A long-time barrier to more C&D recycling in the United States has been the limited markets for the end products. Even when an end product has been shown to work in a variety of locations throughout the country, such as recycled aggregates as a roadbase, there are still state departments of transportation that say it won’t work in their states, even if the states on all four sides of it have successfully used the material.

It is even worse for most of the rest of the C&D materials stream. But two topics this magazine and C&D World, the CMRA’s Annual Meeting, have long focused on, C&D wood and asphalt shingles, are now having some new opportunities open up for them, despite the attempts by some to over regulate them.
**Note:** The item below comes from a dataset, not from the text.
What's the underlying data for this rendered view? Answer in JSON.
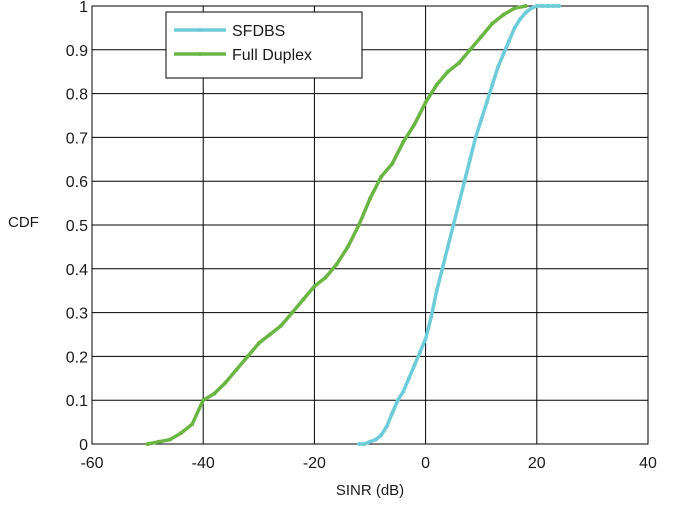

For wood, gasification could be its expanded future. On behalf of the CMRA, I participated in a meeting with the New Jersey Department of Environmental Protection, a meeting organized by CMRA member Bayshore Recycling. The meeting with top personnel at NJDEP was on the necessity for markets for recycled wood in the state. While there is some action in mulch in New Jersey, Pennsylvania was the nearest to the C&D biomass fuel market. As the NJDEP noted in the meeting, why was its wood fuel going to Pennsylvania instead of helping power its own state, which has lofty green energy goals? In addition, there was a discussion of C&D wood being used as feedstock to a gasification process to produce a variety of fuels, which the DEP vigorously supported. Imagine that, a state environmental agency finding ways to help recyclers instead of thinking up stricter regulations. This news on gasification comes on top of Taylor Biomass, headed by CMRA Immediate Past President James Taylor, winning a $100 million loan guarantee from the federal government to proceed with a gasification technology in New York.    

The other interesting development is warm mix asphalt and shingles. Warm mix is an environmentally friendly asphalt process that uses less energy to produce the paving product. I remember listening a few years ago to a presentation by Don Brock, chairman of Astec Industries, and one of the foremost experts on asphalt technology. He said he didn’t think it would be possible to use recycled asphalt shingles in warm mix, which at the time was a despairing thought. Brock, a true pioneer in pavement recycling, is rarely wrong, but since then several competing technologies have been developed that use shingles in warm mix. Besides the obvious environmental benefits, the cost savings to produce that material compared to regular hot mix must be tremendous; one saves
on heating the mixture while shingles have been shown to cut incoming materials costs.

It is promising developments like these that will really increase C&D recycling, and there needs to be more of it. As the economic viability of C&D recycling continues to increase, you can expect to see other markets open. The best driver for increased recycling remains more end markets.